2004年3月5日
想像力を創造に変え


まちづくりに「市民力」を

秦野の本町四ツ角周辺の空き店舗などを活用した「わいわいはだの市場」が、11月22日から30日まで開かれた。商店街、自治会、商工会議所、文化団体、NPO、秦野市が加わった実行委員会が主催し、県の湘南地区行政センターが協賛した。

 野外コンサートや青空市、多数のグループ・団体が、小学生から市民、プロの作家までの絵画、写真、彫刻、工芸、俳句、絵手紙等の作品を十二か所の会場に工夫をこらして展示した。さながら手づくりアートの街と化した商店街を人々が行き交った。

 シャッター通りとも言われる商店街の空洞化は全国の地方都市共通の悩みで、この市場は地域活性化への一つの試み。初日には「大学生と語ろう四ツ角の未来」と題して若者の発想と力を街の元気づくりにとフォーラムを開催。最終日のまちづくりシンポジウム「『秦野の近代』再発見!」(市民が創る秦野のまち主催)では、関東大震災後の復興に直面した地域の人々のまちづくりの実践報告も。

 廃墟と化した本町四ツ角の道をどのように再建するか。多くの困難を乗り越え、幅員をそれまでの倍の六間に。街の将来を見つめた豊かな想像力がその後の秦野の街の賑わいを創り出した。歴史を繙けば、秦野には近代以降、先人達の進取の精神があった。地域の暮らしと経済を支える近代水道、軽便鉄道、町営電気等、他に先駆けた協働の取り組みが現在に連なる。

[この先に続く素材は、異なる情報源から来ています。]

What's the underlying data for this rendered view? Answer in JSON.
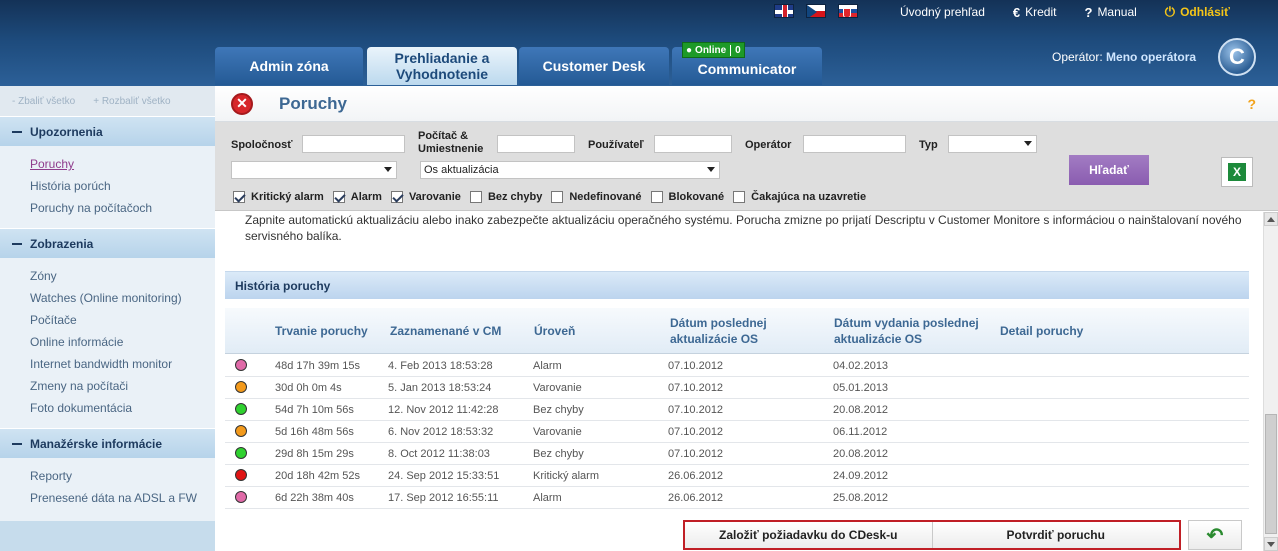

 夢がある。秦野には近代の商家や蔵、民家が多数現存している。それらを結ぶ路地、散策路沿いには丹沢の湧水のせせらぎや緑のポケットパーク。近代の建物は、美術館やコンサート等市民のアートの発表の舞台、市民手作りの店、丹沢のソバやピザ等を味わう憩いの場となる。さらに、1997年に調査・解体・保管され出番を待っている明治末の創建と推定される旧梅原家洋館を再建した広場。市民の交流・情報発信によるソフト経済や秦野らしい街並みを創り、市民が行き交い、集う。それは丹沢山麓の盆地景観にふさわしい安らぎの街となるだろう。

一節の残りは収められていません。